La Maison-Miroir est un espace construit en miroir sans tain qui en fonction de la lumière extérieure passe de la transparence au miroir. Il interroge la question du regard, de notre relation à notre propre image, de la disparition et forcément de la séparation.
Dans le miroir sans tain, il y a l’ idée d’une possibilité d’image, comme le présente Emmanuel Aloa dans “Penser l’image” : “pensée successivement dans sa transitivité transparente et dans son intransitivité opaque...”
Camille Laurens écrit dans “Cet absent-là”, : “Je te regarde et je te vois : tu es là et tu n’es pas là, tu es cet absent-là...Dans la vie, maintenant, quand je me promène, je suis attirée par les miroirs sans tain, les visages qu’on peut traverser.”
Les plans ont été réalisés par l’architecte Aldric Beckmann de Beckmann Nthépé Architectes (www.b-nt.biz/)
“Le plus de regard”, livre d’ Antonio Quinet me renvoie à ma fascination pour le film Fight Club de David Fincher et pour le Horla la nouvelle de Maupassant : ils sont hantés par la psychose, la présence envahissante de l’autre, le délire d’observation.
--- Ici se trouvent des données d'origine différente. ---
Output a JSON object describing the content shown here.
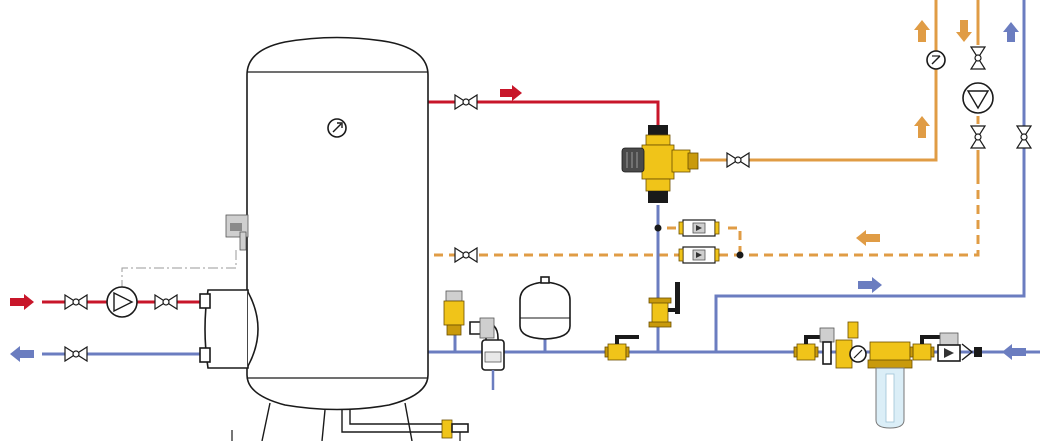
{
  "diagram": {
    "type": "hydraulic-schematic",
    "colors": {
      "hot": "#c8162a",
      "cold": "#6b7dc0",
      "mixed": "#e09c45",
      "brass": "#f0c419",
      "outline": "#1a1a1a",
      "control_line": "#9a9a9a"
    },
    "components": [
      "storage-tank",
      "heat-exchanger-flange",
      "tank-thermometer",
      "tank-thermostat",
      "thermostatic-mixing-valve",
      "circulation-pump",
      "recirculation-pump",
      "expansion-vessel",
      "safety-valve",
      "water-filter",
      "pressure-reducer",
      "ball-valve",
      "check-valve",
      "gate-valve",
      "tank-drain"
    ],
    "flow_arrows": [
      {
        "name": "hot-out",
        "color": "#c8162a",
        "direction": "right"
      },
      {
        "name": "primary-in",
        "color": "#c8162a",
        "direction": "right"
      },
      {
        "name": "primary-out",
        "color": "#6b7dc0",
        "direction": "left"
      },
      {
        "name": "cold-in",
        "color": "#6b7dc0",
        "direction": "left"
      },
      {
        "name": "cold-return",
        "color": "#6b7dc0",
        "direction": "right"
      },
      {
        "name": "recirc",
        "color": "#e09c45",
        "direction": "left"
      }
    ]
  }
}
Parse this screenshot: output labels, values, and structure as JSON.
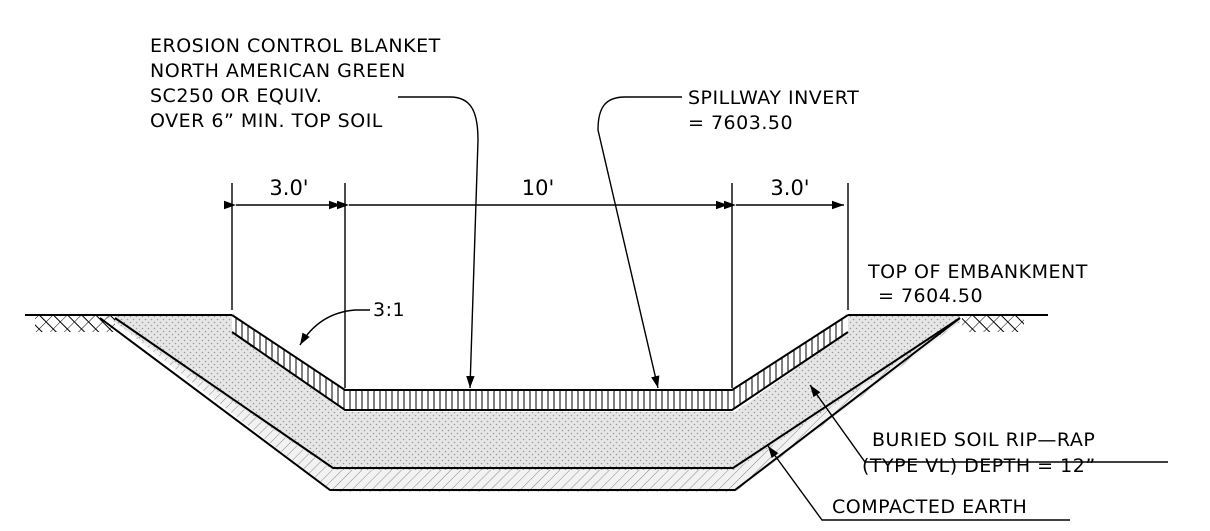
{
  "callouts": {
    "blanket": [
      "EROSION CONTROL BLANKET",
      "NORTH AMERICAN GREEN",
      "SC250 OR EQUIV.",
      "OVER 6” MIN. TOP SOIL"
    ],
    "invert": [
      "SPILLWAY INVERT",
      "= 7603.50"
    ],
    "embankment": [
      "TOP OF EMBANKMENT",
      "= 7604.50"
    ],
    "riprap": [
      "BURIED SOIL RIP—RAP",
      "(TYPE VL) DEPTH = 12”"
    ],
    "earth": "COMPACTED EARTH",
    "slope": "3:1"
  },
  "dimensions": {
    "left_side": "3.0'",
    "bottom_width": "10'",
    "right_side": "3.0'"
  }
}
Cette Maison- Miroir est anthropomorphe, mais c’est une absence, une humanité par défaut.
Georges Didi-Huberman dans “Ce que nous voyons, ce qui nous regarde” analyse l’expérience visuelle du grand cube noir de Tony Smith et propose entre la vision croyante et la vision tautologique une autre vision, celle qui regarde dedans. “Voir, quand voir c’est perdre”, il faut se résoudre à ce que le visible nous échappe, comme l’inconscient. La Maison-Miroir capte et rejette les images des spectateurs qui se trouvent dans et devant elle et se joue de la visibilité. Voir, être vu, voir sans être vu, voir l’autre voir, échapper à la vue, masquer, disparaître...Cela me rappelle le magnifique slogan de Présence Panchounette, collectif d'artistes actif de 1968 à 1990 : “Absence, exploit divin”.